Impacts des premières sanctions sur le gaz sur les réserves de guerre financières de Poutine
Le Conseil de l'Union européenne a imposé des restrictions pour la première fois sur l'exportation de Gaz naturel liquéfié (GNL) russe depuis les ports européens. L'importation de GNL russe vers les pays de l'Union européenne reste inchangée. Les nouvelles sanctions ne s'appliquent que pendant le transbordement de GNL russe aux ports européens pour le marché mondial.
Le commerce de gaz naturel russe avec l'Union européenne prospère, avec aucunes sanctions applicables jusqu'à présent contre l'importation de gaz naturel pipé ou de GNL russe vers l'Union européenne. Cela bénéficie du Kremlin en permettant une livraison sans obstacles aux États membres de l'Union européenne et en générant des profits grâce à l'avantageux emplacement des ports européens, qui servent de point de transbordement pour le GNL russe dans la région Asie-Pacifique. L'Union européenne tente de le bloquer avec son paquet de sanctions prévu 14e.

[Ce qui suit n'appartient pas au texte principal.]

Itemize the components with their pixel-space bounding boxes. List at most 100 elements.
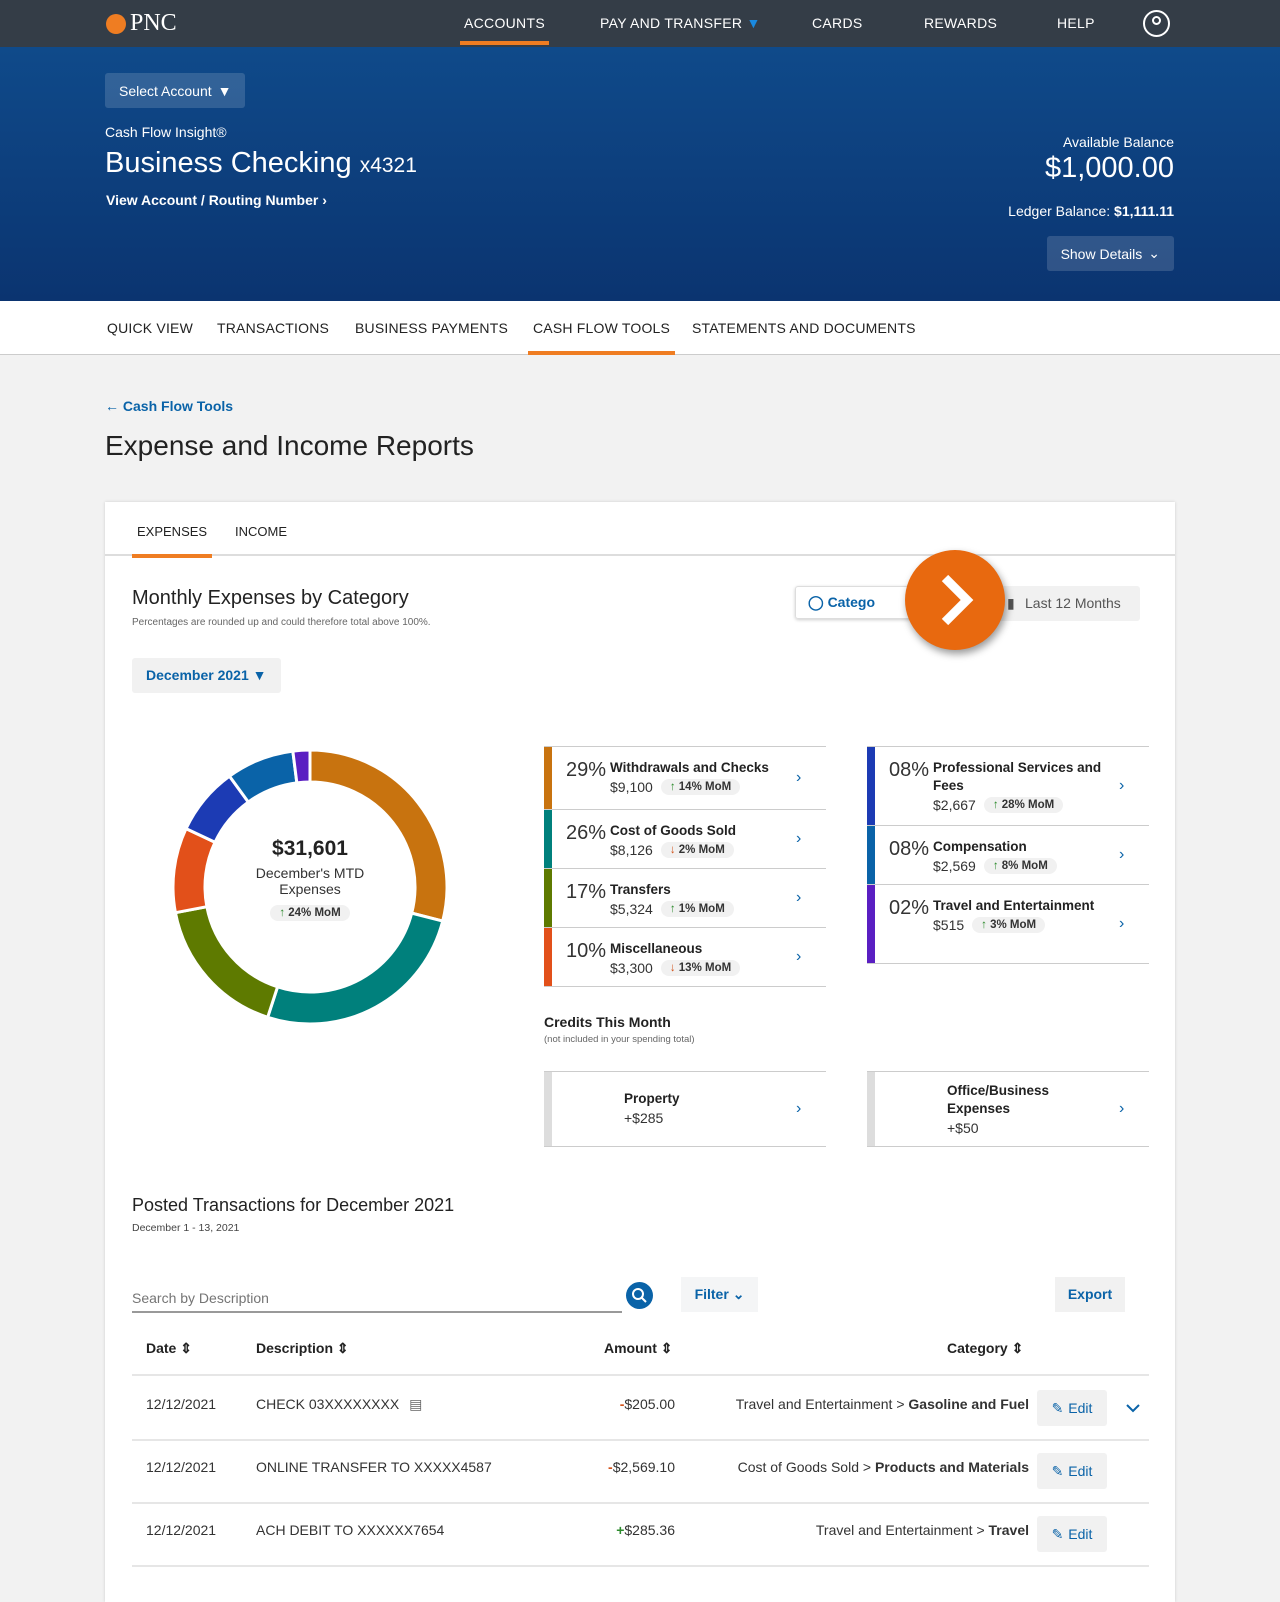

La Russie est le deuxième fournisseur de GNL le plus important pour l'Union européenne, derrière les États-Unis. En mai de cette année, Moscou a expédié plus de 1,9 million de mètres cubes de GNL russe vers l'Union européenne, tandis que les États-Unis en ont expédiés environ 4,3 millions.
Depuis l'invasion en Ukraine en 2021, l'Union européenne a importé moins de gaz naturel de Russie via les pipelines mais plus de GNL russe. Selon une étude de l'organisation de protection du climat Research on Energy and Clean Air (CREA), l'Union européenne a importé au moins 20 milliards de mètres cubes de GNL russe en 2023, avec presque un quart de ce total étant transbordé et exporté vers des pays comme la Chine à partir de ports belges, espagnols et français. Les points de transbordement visés par les nouvelles sanctions.
Le professeur Michael Rochlitz de St. Antony's College, Université d'Oxford considère les sanctions comme insignifiantes. L'économie russe fait bien grâce aux lourds investissements dans l'économie de guerre, financés grâce aux réserves accumulées avant 2022, à l'exportation de gaz et pétrole vers l'Inde et la Chine, et bientôt grâce à une fiscalité plus forte sur les entreprises russes. La priorité du Kremlin reste l'avancement de l'invasion en Ukraine.
Malgré les sanctions, l'exportation de GNL vers l'Union européenne reste une source de revenus pour Moscou, l'Union européenne étant le plus grand client et payant plus de huit milliards d'euros pour cela l'année dernière. Les entreprises européennes gagnent également de l'argent du re-export. Le gaz atteint les ports par le biais de transbordement et atteint également l'Allemagne, mais en petites quantités. Les experts et les écologistes estiment que la part de GNL russe dans la fourniture gazière allemande va de la moyenne des chiffres singuliers à bas doubles chiffres.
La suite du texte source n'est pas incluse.